JSON documents are first class citizens of Elastic Search.
A document consists of multiple fields
Each field in JSON document is of particular type
In addition to the fields that are sent by user in the document , Elastic search adds the following metafields
_id: This is unique identifier of the document with in the type
_type: This field consists of type of the document
_index: This field consists of index name of the document
Nodes
Elastic search node is a single server of Elastic Search, which is part of large cluster of nodes.
Nodes participate in indexing, searching and performing other operations supported by Elastic Search
Cluster
A cluster hosts one or more indexes and is responsible for providing operations such as searching, indexing and aggregrations.
A cluster can be formed by one or more nodes.
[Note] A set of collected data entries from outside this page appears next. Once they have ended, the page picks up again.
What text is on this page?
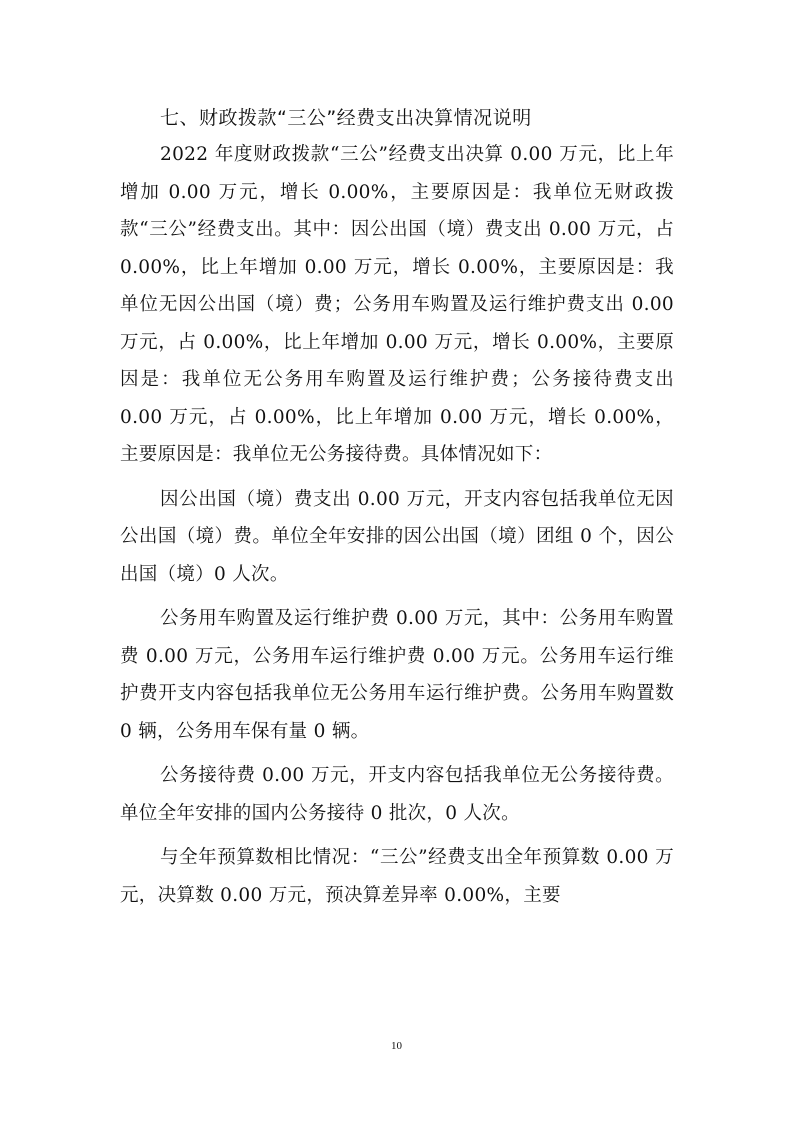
七、财政拨款“三公”经费支出决算情况说明

2022 年度财政拨款“三公”经费支出决算 0.00 万元，比上年增加 0.00 万元，增长 0.00%，主要原因是：我单位无财政拨款“三公”经费支出。其中：因公出国（境）费支出 0.00 万元，占 0.00%，比上年增加 0.00 万元，增长 0.00%，主要原因是：我单位无因公出国（境）费；公务用车购置及运行维护费支出 0.00 万元，占 0.00%，比上年增加 0.00 万元，增长 0.00%，主要原因是：我单位无公务用车购置及运行维护费；公务接待费支出 0.00 万元，占 0.00%，比上年增加 0.00 万元，增长 0.00%，主要原因是：我单位无公务接待费。具体情况如下：

因公出国（境）费支出 0.00 万元，开支内容包括我单位无因公出国（境）费。单位全年安排的因公出国（境）团组 0 个，因公出国（境）0 人次。

公务用车购置及运行维护费 0.00 万元，其中：公务用车购置费 0.00 万元，公务用车运行维护费 0.00 万元。公务用车运行维护费开支内容包括我单位无公务用车运行维护费。公务用车购置数 0 辆，公务用车保有量 0 辆。

公务接待费 0.00 万元，开支内容包括我单位无公务接待费。单位全年安排的国内公务接待 0 批次，0 人次。

与全年预算数相比情况：“三公”经费支出全年预算数 0.00 万元，决算数 0.00 万元，预决算差异率 0.00%，主要

10
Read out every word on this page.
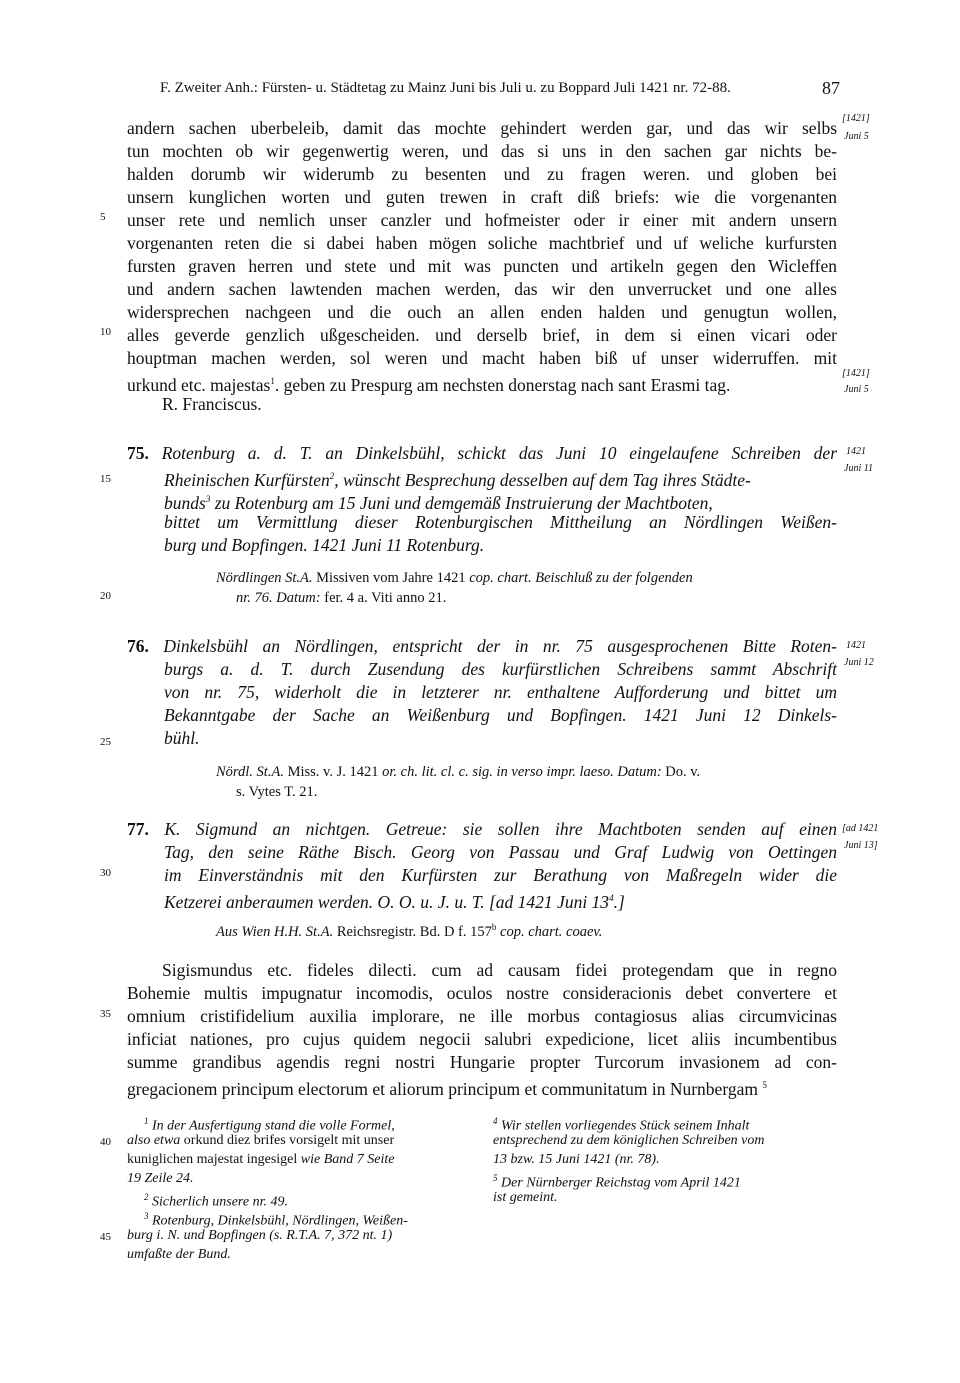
F. Zweiter Anh.: Fürsten- u. Städtetag zu Mainz Juni bis Juli u. zu Boppard Juli 1421 nr. 72-88.	87
5
10
15
20
25
30
35
40
45
[1421]
Juni 5
[1421]
Juni 5
1421
Juni 11
1421
Juni 12
[ad 1421
Juni 13]
andern sachen uberbeleib, damit das mochte gehindert werden gar, und das wir selbs
tun mochten ob wir gegenwertig weren, und das si uns in den sachen gar nichts be-
halden dorumb wir widerumb zu besenten und zu fragen weren. und globen bei
unsern kunglichen worten und guten trewen in craft diß briefs: wie die vorgenanten
unser rete und nemlich unser canzler und hofmeister oder ir einer mit andern unsern
vorgenanten reten die si dabei haben mögen soliche machtbrief und uf weliche kurfursten
fursten graven herren und stete und mit was puncten und artikeln gegen den Wicleffen
und andern sachen lawtenden machen werden, das wir den unverrucket und one alles
widersprechen nachgeen und die ouch an allen enden halden und genugtun wollen,
alles geverde genzlich ußgescheiden. und derselb brief, in dem si einen vicari oder
houptman machen werden, sol weren und macht haben biß uf unser widerruffen. mit
urkund etc. majestas$^1$. geben zu Prespurg am nechsten donerstag nach sant Erasmi tag.
R. Franciscus.
75. Rotenburg a. d. T. an Dinkelsbühl, schickt das Juni 10 eingelaufene Schreiben der
Rheinischen Kurfürsten$^2$, wünscht Besprechung desselben auf dem Tag ihres Städte-
bunds$^3$ zu Rotenburg am 15 Juni und demgemäß Instruierung der Machtboten,
bittet um Vermittlung dieser Rotenburgischen Mittheilung an Nördlingen Weißen-
burg und Bopfingen. 1421 Juni 11 Rotenburg.
Nördlingen St.A. Missiven vom Jahre 1421 cop. chart. Beischluß zu der folgenden
nr. 76. Datum: fer. 4 a. Viti anno 21.
76. Dinkelsbühl an Nördlingen, entspricht der in nr. 75 ausgesprochenen Bitte Roten-
burgs a. d. T. durch Zusendung des kurfürstlichen Schreibens sammt Abschrift
von nr. 75, widerholt die in letzterer nr. enthaltene Aufforderung und bittet um
Bekanntgabe der Sache an Weißenburg und Bopfingen. 1421 Juni 12 Dinkels-
bühl.
Nördl. St.A. Miss. v. J. 1421 or. ch. lit. cl. c. sig. in verso impr. laeso. Datum: Do. v.
s. Vytes T. 21.
77. K. Sigmund an nichtgen. Getreue: sie sollen ihre Machtboten senden auf einen
Tag, den seine Räthe Bisch. Georg von Passau und Graf Ludwig von Oettingen
im Einverständnis mit den Kurfürsten zur Berathung von Maßregeln wider die
Ketzerei anberaumen werden. O. O. u. J. u. T. [ad 1421 Juni $13^4$.]
Aus Wien H.H. St.A. Reichsregistr. Bd. D f. 157$^b$ cop. chart. coaev.
Sigismundus etc. fideles dilecti. cum ad causam fidei protegendam que in regno
Bohemie multis impugnatur incomodis, oculos nostre consideracionis debet convertere et
omnium cristifidelium auxilia implorare, ne ille morbus contagiosus alias circumvicinas
inficiat nationes, pro cujus quidem negocii salubri expedicione, licet aliis incumbentibus
summe grandibus agendis regni nostri Hungarie propter Turcorum invasionem ad con-
gregacionem principum electorum et aliorum principum et communitatum in Nurnbergam $^5$
$^1$ In der Ausfertigung stand die volle Formel,
also etwa orkund diez brifes vorsigelt mit unser
kuniglichen majestat ingesigel wie Band 7 Seite
19 Zeile 24.
$^2$ Sicherlich unsere nr. 49.
$^3$ Rotenburg, Dinkelsbühl, Nördlingen, Weißen-
burg i. N. und Bopfingen (s. R.T.A. 7, 372 nt. 1)
umfaßte der Bund.
$^4$ Wir stellen vorliegendes Stück seinem Inhalt
entsprechend zu dem königlichen Schreiben vom
13 bzw. 15 Juni 1421 (nr. 78).
$^5$ Der Nürnberger Reichstag vom April 1421
ist gemeint.
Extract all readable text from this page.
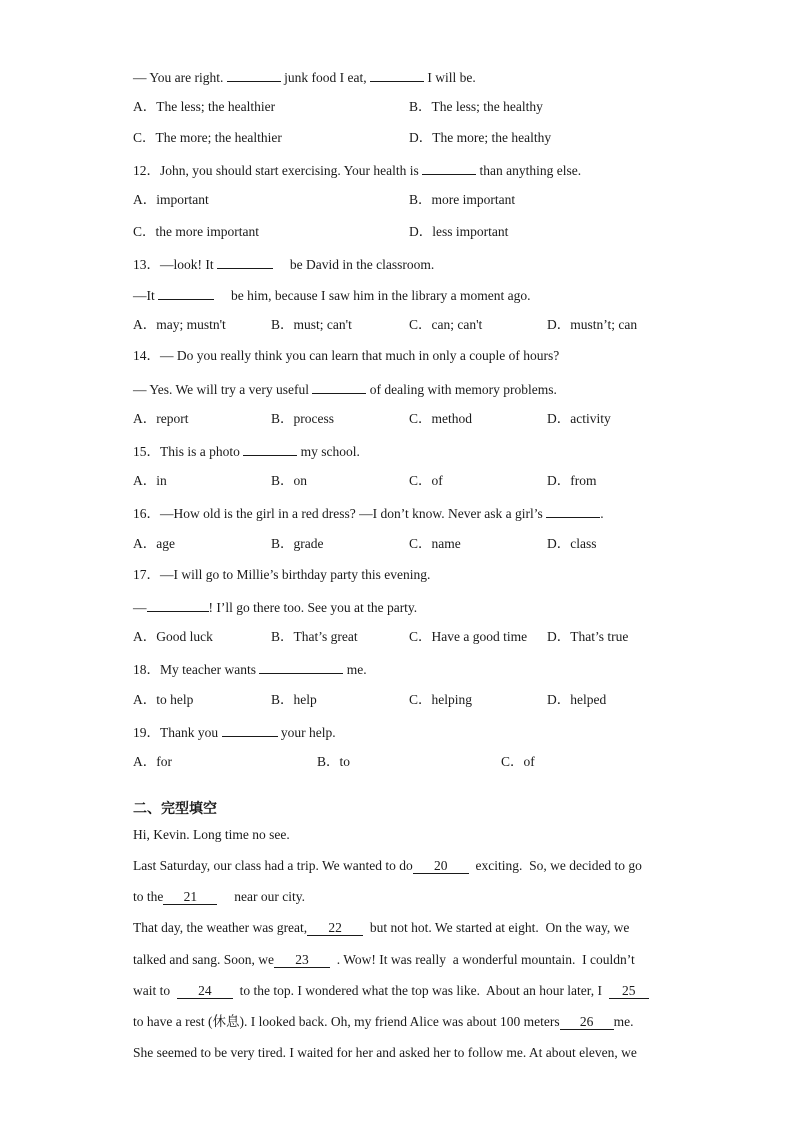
— You are right.	junk food I eat,	I will be.
A．The less; the healthier	B．The less; the healthy
C．The more; the healthier	D．The more; the healthy
12．John, you should start exercising. Your health is	than anything else.
A．important	B．more important
C．the more important	D．less important
13．—look! It	be David in the classroom.
—It	be him, because I saw him in the library a moment ago.
A．may; mustn't	B．must; can't	C．can; can't	D．mustn’t; can
14．— Do you really think you can learn that much in only a couple of hours?
— Yes. We will try a very useful	of dealing with memory problems.
A．report	B．process	C．method	D．activity
15．This is a photo	my school.
A．in	B．on	C．of	D．from
16．—How old is the girl in a red dress? —I don’t know. Never ask a girl’s	.
A．age	B．grade	C．name	D．class
17．—I will go to Millie’s birthday party this evening.
—	! I’ll go there too. See you at the party.
A．Good luck	B．That’s great	C．Have a good time D．That’s true
18．My teacher wants	me.
A．to help	B．help	C．helping	D．helped
19．Thank you	your help.
A．for	B．to	C．of
二、完型填空
Hi, Kevin. Long time no see.
Last Saturday, our class had a trip. We wanted to do 20  exciting.  So, we decided to go
to the 21     near our city.
That day, the weather was great, 22  but not hot. We started at eight.  On the way, we
talked and sang. Soon, we 23  . Wow! It was really  a wonderful mountain.  I couldn’t
wait to  24  to the top. I wondered what the top was like.  About an hour later, I  25
to have a rest (休息). I looked back. Oh, my friend Alice was about 100 meters 26 me.
She seemed to be very tired. I waited for her and asked her to follow me. At about eleven, we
Every Elastic search node is always part of the cluster
Shards and replicas
Lets assume we have elastic search cluster with 3 nodes
Shards help in distributing a index over the cluster (dividing the documents of single index over multiple nodes). This process of dividing the data among shards s called as sharding
Now lets imagine the Node 2 is failed
Distribute systems such as elastic search are expected to run inspite of hardware failures, this is addressed by replica shards or replicas.
Each shard in an index can be configured to have zero or more replicas.
Now lets see what happens when one node i.e. node2 fails
We still have the data available add more nodes will make elastic search more available and fault tolerant
By default, every index is configured to have five shards
Datatypes in Elastic Search
Core data types:
String data types
text: This datatype is used of supporting full-text search for fields that contain a description or lengthy text values
keyword: This type enables analytics of string fields. Fields of this type support sorting, filtering and aggregation
Numeric datatypes:
byte, short, integer and long
float, double
half_float
scaled_float
Date datatypes
date
Boolean datatype:
boolean
Binary datatype
binary
Range data types
integer_range, float_range, long_range, double_range and date_range
Complex data types
Array data type
Object data type
Nested Data type
Other data types
Geo-point datatype
Geo-shape datatype
IP datatype
Mapping
We have inserted two records into the elastic search the following tasks were performed by Elastic search
Creating an index with name library
Defining the mapping of the type of documents stored in the index’s default type _doc
Operations performed
PUT /library/_doc/1
{
"title": "Mind Hacking, Unfck Yourself, Rich Dad Poor Dad, Smarter Faster Better 4 Books Collection Set",
"ISBN-10": "1612680178",
"Authors": [
"Sir John Hargrave", "Gary John Bishop", "Charles Duhigg", "Robert T. Kiyosaki"
],
"Edition": 2,
"Binding": "Paperback",
"List Price": "0.17$",
"Published": "January 2020"
}
PUT /library/_doc/2
{
"title": "Who Moved My Cheese",
"ISBN-13": "9780399144462",
"Author": "Johnson, Spencer",
"Edition": 1,
"Binding": "HardCover",
"Published": "September 1998"
}
Elastic search automatically adds mapping to fields in document so that elastic search operations such as analyzing and aggregations can be done on this.
Inverted Index
This is core data structure of Elastic Search and supports full text search.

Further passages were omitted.